One of the best things about being married is that your spouse thinks of things that never occur to you. . . like yesterday afternoon when Kathy implored me to take a stroll with her through our yard.   Not to do anything in particular.  Just to enjoy its beauty.   I’m embarrassed to say that such a notion would almost never occur to me on my own-  Nine times out of ten it is a specific task that draws me off of the couch and out into the yard.   Once I’m there,  I become Mr. Earth Day – truly enchanted by everything I see. . .  but it’s scary to think of how seldom I would ever venture out into the yard for no particular reason.  (And how dumb is that?)

And here’s another reason why I’m glad to have a partner in this life. . . because she so often notices things that I wouldn’t notice myself unless it smashed me in the forehead.    As we strolled through the backyard and walked past our little gazebo (that’s not what it is, but that’s what I call it-  the little wooden structure from which we hang our hammock chairs)  something odd caught Kathy’s eye.  It was a small, shimmering yellow line hanging in the air-  and as she looked a little more closely, she realized that what she was seeing was about a dozen tiny baby spiders crawling up a strand of a spider’s web-  and as she looked down at the ground,  she saw some sort of nest from which many more tiny spiders were emerging and beginning their own climb upwards. There had to be hundreds of them and it was an absolutely amazing sight.

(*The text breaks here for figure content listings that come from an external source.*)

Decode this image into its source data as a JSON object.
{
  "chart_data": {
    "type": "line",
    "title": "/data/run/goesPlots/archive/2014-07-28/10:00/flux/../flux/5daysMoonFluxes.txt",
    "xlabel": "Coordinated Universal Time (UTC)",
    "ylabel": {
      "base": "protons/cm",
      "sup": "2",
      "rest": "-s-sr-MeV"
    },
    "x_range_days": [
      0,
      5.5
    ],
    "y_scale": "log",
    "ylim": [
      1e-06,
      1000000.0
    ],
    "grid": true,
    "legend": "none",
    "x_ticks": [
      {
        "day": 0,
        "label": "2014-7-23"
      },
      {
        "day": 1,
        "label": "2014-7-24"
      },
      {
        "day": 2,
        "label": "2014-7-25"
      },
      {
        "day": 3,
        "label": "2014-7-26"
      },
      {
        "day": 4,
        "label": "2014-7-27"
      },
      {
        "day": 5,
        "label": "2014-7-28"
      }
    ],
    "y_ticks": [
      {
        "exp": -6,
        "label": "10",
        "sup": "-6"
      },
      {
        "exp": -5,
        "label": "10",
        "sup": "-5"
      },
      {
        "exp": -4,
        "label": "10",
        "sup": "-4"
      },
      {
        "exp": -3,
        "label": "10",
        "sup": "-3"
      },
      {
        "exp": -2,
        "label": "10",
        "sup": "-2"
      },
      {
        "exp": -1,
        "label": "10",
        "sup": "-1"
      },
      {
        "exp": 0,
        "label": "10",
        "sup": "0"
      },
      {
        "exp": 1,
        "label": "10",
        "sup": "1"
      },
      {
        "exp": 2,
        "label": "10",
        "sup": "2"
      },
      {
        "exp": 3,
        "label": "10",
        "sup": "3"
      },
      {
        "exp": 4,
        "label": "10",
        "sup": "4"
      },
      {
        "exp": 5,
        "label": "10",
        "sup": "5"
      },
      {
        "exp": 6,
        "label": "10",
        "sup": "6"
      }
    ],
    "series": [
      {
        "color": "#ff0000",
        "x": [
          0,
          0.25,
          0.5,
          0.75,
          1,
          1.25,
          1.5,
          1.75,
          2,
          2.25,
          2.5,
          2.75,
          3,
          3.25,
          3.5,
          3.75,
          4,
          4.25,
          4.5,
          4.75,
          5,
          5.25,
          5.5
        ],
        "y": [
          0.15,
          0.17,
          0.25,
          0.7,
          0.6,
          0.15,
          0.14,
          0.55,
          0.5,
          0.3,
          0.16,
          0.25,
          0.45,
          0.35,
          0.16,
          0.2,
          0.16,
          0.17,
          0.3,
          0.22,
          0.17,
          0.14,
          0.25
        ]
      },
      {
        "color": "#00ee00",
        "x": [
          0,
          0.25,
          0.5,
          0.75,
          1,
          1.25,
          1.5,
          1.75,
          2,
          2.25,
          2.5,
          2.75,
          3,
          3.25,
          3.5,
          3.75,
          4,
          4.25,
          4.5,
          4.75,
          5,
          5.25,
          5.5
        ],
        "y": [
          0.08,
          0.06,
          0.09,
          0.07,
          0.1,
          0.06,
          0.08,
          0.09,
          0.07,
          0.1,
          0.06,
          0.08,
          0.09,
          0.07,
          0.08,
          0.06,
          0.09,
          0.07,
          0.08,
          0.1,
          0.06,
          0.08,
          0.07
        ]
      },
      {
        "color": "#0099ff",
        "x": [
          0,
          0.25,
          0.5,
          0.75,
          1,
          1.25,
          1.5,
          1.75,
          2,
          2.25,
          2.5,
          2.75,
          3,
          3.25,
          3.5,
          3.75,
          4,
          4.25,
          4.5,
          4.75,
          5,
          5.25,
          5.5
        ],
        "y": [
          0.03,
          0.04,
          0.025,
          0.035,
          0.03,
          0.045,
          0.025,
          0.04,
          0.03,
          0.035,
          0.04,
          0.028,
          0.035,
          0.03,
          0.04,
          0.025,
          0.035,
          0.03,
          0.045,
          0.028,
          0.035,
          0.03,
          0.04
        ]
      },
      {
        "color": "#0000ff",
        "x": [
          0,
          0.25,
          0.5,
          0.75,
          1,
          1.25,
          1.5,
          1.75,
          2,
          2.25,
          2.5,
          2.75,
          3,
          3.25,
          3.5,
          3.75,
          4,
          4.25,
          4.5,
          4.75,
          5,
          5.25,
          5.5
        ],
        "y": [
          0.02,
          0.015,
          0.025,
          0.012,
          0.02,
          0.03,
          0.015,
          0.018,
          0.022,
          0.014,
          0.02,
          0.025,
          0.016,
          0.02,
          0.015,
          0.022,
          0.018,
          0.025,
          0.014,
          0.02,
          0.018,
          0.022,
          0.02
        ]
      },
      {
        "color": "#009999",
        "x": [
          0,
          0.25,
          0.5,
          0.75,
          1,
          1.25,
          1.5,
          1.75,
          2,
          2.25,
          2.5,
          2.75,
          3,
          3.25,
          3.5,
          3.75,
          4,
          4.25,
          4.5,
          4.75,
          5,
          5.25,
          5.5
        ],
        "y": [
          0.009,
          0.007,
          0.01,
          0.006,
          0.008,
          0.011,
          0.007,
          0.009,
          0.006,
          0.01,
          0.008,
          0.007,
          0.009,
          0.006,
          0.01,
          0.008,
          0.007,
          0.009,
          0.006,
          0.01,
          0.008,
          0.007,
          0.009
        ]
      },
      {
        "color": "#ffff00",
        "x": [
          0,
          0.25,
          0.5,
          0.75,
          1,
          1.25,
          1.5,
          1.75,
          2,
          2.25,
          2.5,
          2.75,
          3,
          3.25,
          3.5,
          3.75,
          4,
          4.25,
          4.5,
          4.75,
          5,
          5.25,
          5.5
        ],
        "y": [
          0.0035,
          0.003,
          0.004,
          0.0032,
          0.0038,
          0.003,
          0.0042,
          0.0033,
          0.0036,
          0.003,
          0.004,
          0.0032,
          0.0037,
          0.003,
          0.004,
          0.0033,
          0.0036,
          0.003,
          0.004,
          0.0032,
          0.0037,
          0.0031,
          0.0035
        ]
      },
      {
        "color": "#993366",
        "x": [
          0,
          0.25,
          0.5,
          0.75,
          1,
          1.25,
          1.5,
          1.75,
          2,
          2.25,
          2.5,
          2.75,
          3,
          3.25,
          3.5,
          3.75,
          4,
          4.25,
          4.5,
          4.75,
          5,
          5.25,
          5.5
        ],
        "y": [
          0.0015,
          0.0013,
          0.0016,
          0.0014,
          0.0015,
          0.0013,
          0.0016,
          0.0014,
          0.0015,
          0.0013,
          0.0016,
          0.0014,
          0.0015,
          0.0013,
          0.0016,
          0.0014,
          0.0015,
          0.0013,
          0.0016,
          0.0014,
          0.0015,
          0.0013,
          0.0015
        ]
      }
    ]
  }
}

You know me….  I ran into the house to get my camera and I spent the next twenty minutes or so trying desperately to get a decent picture that captured what we were seeing.  Someone who knew what they were doing would have probably been successful – but my efforts mostly yielded pictures in which that little procession of climbing spiders was either utterly invisible or terribly blurred.   It was maddening –  and in retrospect, I should have been content with just looking and enjoying.   Finally, a couple of shots yielded decent results,  especially when I pointed my camera at the top of the gazebo where the little tykes were congregating by the hundreds.

I’m no fan of spiders,  but this was a truly breathtaking sight- and it brought back memories of two other such moments from much earlier in my life.  One was the summer before I started college,  when I walked through the big city park in Atlantic and saw a row of trees covered with hundreds and hundreds of monarch butterflies- obviously on their way south.   And a couple of summers later, I remember coming across dozens and dozens of tiny baby frogs that evidently had hatched and were hopping across the road that ran beneath the tower dorms.   Now I have a third Marlin Perkins moment to add to the other two – and maybe this will be enough to get me to spend a little more time out in the Great Outdoors ….  the only way really to see such sights.